When you reach middle age, it’ll be time for your mid-life crisis, which if you’re not a hill dweller, you know is the time when you either have an affair with a glamorous secretary who represents freedom and goodness, or buy a BMW. If you opt for the latter, you’ll have to deal with a car salesman. See my previous advice on salespeople.

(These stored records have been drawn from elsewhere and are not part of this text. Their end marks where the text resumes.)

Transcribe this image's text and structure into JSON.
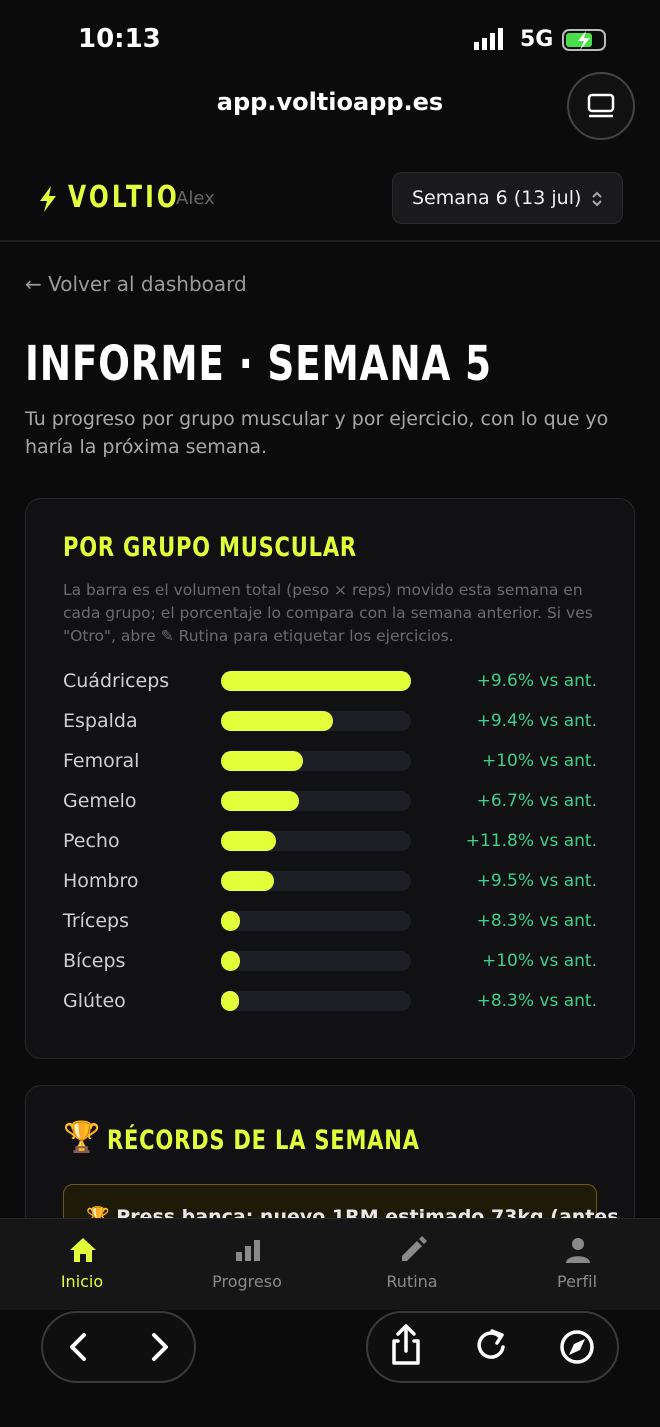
{
  "status": {
    "time": "10:13",
    "network": "5G"
  },
  "browser": {
    "url": "app.voltioapp.es"
  },
  "header": {
    "brand": "VOLTIO",
    "user": "Alex",
    "week_select": "Semana 6 (13 jul)"
  },
  "back_link": "← Volver al dashboard",
  "page": {
    "title": "INFORME · SEMANA 5",
    "subtitle": "Tu progreso por grupo muscular y por ejercicio, con lo que yo haría la próxima semana."
  },
  "muscle_card": {
    "title": "POR GRUPO MUSCULAR",
    "description": "La barra es el volumen total (peso × reps) movido esta semana en cada grupo; el porcentaje lo compara con la semana anterior. Si ves \"Otro\", abre ✎ Rutina para etiquetar los ejercicios.",
    "rows": [
      {
        "name": "Cuádriceps",
        "volume_share": 1.0,
        "change": "+9.6% vs ant."
      },
      {
        "name": "Espalda",
        "volume_share": 0.59,
        "change": "+9.4% vs ant."
      },
      {
        "name": "Femoral",
        "volume_share": 0.43,
        "change": "+10% vs ant."
      },
      {
        "name": "Gemelo",
        "volume_share": 0.41,
        "change": "+6.7% vs ant."
      },
      {
        "name": "Pecho",
        "volume_share": 0.29,
        "change": "+11.8% vs ant."
      },
      {
        "name": "Hombro",
        "volume_share": 0.28,
        "change": "+9.5% vs ant."
      },
      {
        "name": "Tríceps",
        "volume_share": 0.1,
        "change": "+8.3% vs ant."
      },
      {
        "name": "Bíceps",
        "volume_share": 0.1,
        "change": "+10% vs ant."
      },
      {
        "name": "Glúteo",
        "volume_share": 0.07,
        "change": "+8.3% vs ant."
      }
    ]
  },
  "records_card": {
    "title": "RÉCORDS DE LA SEMANA",
    "items": [
      "🏆 Press banca: nuevo 1RM estimado 73kg (antes"
    ]
  },
  "tabs": [
    "Inicio",
    "Progreso",
    "Rutina",
    "Perfil"
  ]
}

After your kid’s gone to college, she’ll probably marry someone. And that someone will be related to people you loathe but are required to keep on your Christmas card list. Don’t worry- you only have to see these people once every couple of years; so be calm, and if you get angry with them, count slowly to a thousand in your head. If you're stilly angry, bite off their appendages; they deserve it.

When you get so that you can no longer take care of yourself, your children will have you placed in a nursing home because they live too far away to care for you. After all, they chose to move to a remote, hard-to-reach-by-normal-transport foreign country or Alaskan/Montanan wasteland, curiously the farthest distance from you financially and physically feasible. Some nights you’ll rouse from a deep sleep to find yourself twirling magnificently in the Swiss meadow from a long-forgotten moving picture. Other nights you’ll wake with a start, positive there’s an ogre creeping about that’s trying to steal your pills. In said scenario, you should jump on the ogre, pin him under a ton of megalosaurus muscle, and drink his delicious brain through his gouged-out eye socket.

After a few years in this wretched place, you’ll wake up one night to find the now familiar ogre clothed in a black cloak and carrying a giant sickle. And then you’ll recognize him from those Ingmar Bergman movies you used to take girls to so that they’d think you had ideas. And what’s weird is that instead of the somber chess-player you’d always imagined, Death will be a Borscht belt comedian reciting several iterations of a spiel involving a farmer and his daughter, stuff you’d thought was old maybe eighty years ago. When his bit begins winding down, interrupt him and ask if he’s ever heard the one about the quick-tempered carnivorous dinosaur. Wait until his bony brow is furrowed in puzzlement, and then floss your teeth with the whole of his meatless body.